The organization’s CEO David Field said the cut is a significant blow.
“It’s a 29 per cent reduction in the amount that they’re going to be providing to us and you’re right, they are the largest component of our budget,” he said Thursday evening
In budget documents, the government said it expects to save $164 million by streamlining the delivery of legal aid by the 2020-2021 fiscal year. The government insists that if the organization reforms it can actually help more people with less funding.
Field said they are going to have to take a hard look at their finances, consider ways to streamline and offer more services online.
“We have to look at the entire organization and how we can adapt to the new fiscal reality that we’re facing,” he said.

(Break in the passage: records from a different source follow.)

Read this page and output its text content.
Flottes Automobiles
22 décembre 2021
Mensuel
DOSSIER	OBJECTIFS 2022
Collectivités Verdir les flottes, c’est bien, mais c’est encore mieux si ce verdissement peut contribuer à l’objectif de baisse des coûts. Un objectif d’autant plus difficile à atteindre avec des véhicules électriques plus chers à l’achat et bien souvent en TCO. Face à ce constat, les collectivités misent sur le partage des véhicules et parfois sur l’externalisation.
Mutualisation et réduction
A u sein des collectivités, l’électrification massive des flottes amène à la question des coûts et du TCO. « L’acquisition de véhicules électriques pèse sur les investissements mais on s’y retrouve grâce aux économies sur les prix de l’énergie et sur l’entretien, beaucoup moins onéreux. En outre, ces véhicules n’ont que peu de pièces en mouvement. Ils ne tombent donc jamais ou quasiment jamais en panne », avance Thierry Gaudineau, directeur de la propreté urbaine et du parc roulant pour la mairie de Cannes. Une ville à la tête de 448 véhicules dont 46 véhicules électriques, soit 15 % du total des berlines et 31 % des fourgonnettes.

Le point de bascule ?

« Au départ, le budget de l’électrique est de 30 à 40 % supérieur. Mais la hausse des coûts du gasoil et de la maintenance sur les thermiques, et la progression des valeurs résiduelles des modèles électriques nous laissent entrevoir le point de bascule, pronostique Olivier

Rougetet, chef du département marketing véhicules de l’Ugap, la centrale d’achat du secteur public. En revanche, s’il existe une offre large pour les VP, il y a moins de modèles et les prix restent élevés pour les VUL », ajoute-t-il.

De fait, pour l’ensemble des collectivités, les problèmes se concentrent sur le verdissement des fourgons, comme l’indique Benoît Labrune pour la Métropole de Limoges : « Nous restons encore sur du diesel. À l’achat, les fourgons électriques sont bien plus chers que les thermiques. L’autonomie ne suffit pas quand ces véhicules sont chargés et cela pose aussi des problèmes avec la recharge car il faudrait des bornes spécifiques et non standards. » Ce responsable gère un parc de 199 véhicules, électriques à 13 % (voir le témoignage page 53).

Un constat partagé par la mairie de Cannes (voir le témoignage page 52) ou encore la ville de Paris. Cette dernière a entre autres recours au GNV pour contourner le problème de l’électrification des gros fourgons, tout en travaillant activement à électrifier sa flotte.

The province sets the income threshold for when a person is eligible for legal aid. It increased that figure this month to make people with slightly higher incomes eligible. Now a single person making less than $17,731 per year qualifies, up from $16,728.
The provincial government has recently called on the federal government to cover the full cost, arguing they should provide Legal Aid Ontario $45 million to cover costs.
Field said the federal government is providing $16 million in funding this year for refugee law work, but the entire program costs about $34 million.
Jesse Robichaud, a spokesperson for Ontario Attorney General Caroline Mulroney, said refugee claims should be covered by the federal government.
“Ontario has called on the federal government to fully fund immigration and refugee legal aid services for cases proceeding before federal tribunals and in the Federal Court,” he said in an email to CBC News.
Field said that change is coming at a bad time.
“We’ve seen a marked increase over the last three or four years in the number of refugee claims that we’ve been having to deal with. And so having the province now say that only the federal government’s going to provide those services does represent a challenge for us,” he said.
Robichaud also pointed to a review of legal aid by the auditor general that found room for improvement at the agency. He said if the agency embraces those improvements, the government is convinced it will be able to serve more clients even with the reduced funding.
Field said he’s not convinced there is that much money to be found from the auditor’s recommendations.
“There was not a lot of specifics that were in those reports that we haven’t already looked at and considered,” he said.
He also said if more self-represented people end up in the court system, that will slow down the administration of justice.